I would consider using what's commonly referred to as a texture atlas in game and graphics programming. In this case, I might call it just an "image atlas" instead. Basically, it just takes a bunch of related small images and combines them into a single large image.
This is usually a benefit for the file size because many file systems have a minimum block size for data. Often it's around 4 kilobytes. If you have thousands of images that are all just a little over 4k, then up 50% of the space for each image is wasted. Let's say you have a sprite that represents the player's character, and it's 4 channel RGBA format and it's 36 x 36 pixels wide. It will be 5184 bytes. The next largest file block size is 8192 bytes, so you're wasting 8192 - 5184 = 3008 or 36% of the file space. So if you can put many of these images together, the percentage of waste goes way down. No single file will waste more than 4096 - 1 = 4095 bytes. So taking 1000 files that all waste on average 2k means saving 2 MB on disk space.
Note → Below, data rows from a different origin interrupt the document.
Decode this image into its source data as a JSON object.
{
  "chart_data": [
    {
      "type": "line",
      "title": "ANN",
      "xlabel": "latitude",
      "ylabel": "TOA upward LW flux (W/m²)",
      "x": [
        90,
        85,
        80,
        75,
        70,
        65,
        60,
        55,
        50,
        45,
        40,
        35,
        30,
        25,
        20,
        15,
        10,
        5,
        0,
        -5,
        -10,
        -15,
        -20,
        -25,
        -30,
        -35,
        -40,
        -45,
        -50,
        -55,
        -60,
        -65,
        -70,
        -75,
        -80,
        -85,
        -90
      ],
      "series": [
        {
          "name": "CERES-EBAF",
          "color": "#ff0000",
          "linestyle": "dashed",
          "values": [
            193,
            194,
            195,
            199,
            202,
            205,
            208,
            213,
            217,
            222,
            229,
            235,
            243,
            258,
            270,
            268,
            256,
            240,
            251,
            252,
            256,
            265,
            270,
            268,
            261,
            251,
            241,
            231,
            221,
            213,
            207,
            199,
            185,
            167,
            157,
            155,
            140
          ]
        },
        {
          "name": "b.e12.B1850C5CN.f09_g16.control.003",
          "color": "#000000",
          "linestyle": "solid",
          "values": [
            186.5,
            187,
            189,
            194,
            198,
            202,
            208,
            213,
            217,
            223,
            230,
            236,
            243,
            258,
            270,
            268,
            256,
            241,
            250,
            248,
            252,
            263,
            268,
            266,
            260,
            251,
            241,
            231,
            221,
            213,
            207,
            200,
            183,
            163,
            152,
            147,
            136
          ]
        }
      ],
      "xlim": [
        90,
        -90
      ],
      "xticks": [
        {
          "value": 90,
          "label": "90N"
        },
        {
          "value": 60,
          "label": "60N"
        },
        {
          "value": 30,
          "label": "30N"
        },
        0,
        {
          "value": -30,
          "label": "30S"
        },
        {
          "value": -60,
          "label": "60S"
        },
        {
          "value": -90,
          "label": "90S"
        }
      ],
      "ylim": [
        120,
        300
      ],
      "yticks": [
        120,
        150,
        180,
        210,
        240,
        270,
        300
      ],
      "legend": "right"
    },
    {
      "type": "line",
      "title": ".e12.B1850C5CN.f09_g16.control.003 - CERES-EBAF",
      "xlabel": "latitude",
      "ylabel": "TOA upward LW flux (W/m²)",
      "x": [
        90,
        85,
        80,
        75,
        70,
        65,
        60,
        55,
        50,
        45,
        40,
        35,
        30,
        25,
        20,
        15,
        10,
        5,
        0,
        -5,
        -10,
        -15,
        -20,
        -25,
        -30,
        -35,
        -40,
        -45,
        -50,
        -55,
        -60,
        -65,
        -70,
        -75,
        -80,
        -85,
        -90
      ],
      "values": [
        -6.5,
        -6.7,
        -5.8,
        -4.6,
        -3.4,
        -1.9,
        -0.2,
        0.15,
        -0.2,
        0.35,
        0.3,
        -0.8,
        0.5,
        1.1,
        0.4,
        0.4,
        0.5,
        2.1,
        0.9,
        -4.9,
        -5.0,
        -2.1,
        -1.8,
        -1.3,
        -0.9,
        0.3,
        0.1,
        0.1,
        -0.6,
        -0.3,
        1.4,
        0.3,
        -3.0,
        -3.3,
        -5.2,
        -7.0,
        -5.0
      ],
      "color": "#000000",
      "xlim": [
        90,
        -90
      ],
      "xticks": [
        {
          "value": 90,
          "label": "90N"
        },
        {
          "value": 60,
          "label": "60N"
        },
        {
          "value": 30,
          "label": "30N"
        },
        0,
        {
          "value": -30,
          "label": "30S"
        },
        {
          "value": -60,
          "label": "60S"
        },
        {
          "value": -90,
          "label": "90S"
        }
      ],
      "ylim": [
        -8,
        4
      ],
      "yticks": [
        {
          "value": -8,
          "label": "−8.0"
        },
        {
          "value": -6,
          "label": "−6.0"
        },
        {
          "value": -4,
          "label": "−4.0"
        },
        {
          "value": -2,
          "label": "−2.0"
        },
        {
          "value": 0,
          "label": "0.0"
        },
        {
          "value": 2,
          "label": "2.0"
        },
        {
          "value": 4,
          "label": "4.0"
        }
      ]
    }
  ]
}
It's also a benefit in memory. For games, these images are usually loaded onto the graphics card. If you load each one separately, then you can easily get fragmented video memory as they're created and destroyed. So you may end up with lots of little holes in video memory which together are large enough for a bigger allocation, but since they aren't contiguous can't be used. Similar things can happen in RAM, though it's less of an issue these days given our very good virtual memory systems.
I'm not much of an expert on networking, but I imagine you might see some savings there as well, for similar reasons to the disk space example above. I don't know if there are minimum packet sizes and what the ranges are on them, but it's something that might be worth thinking about.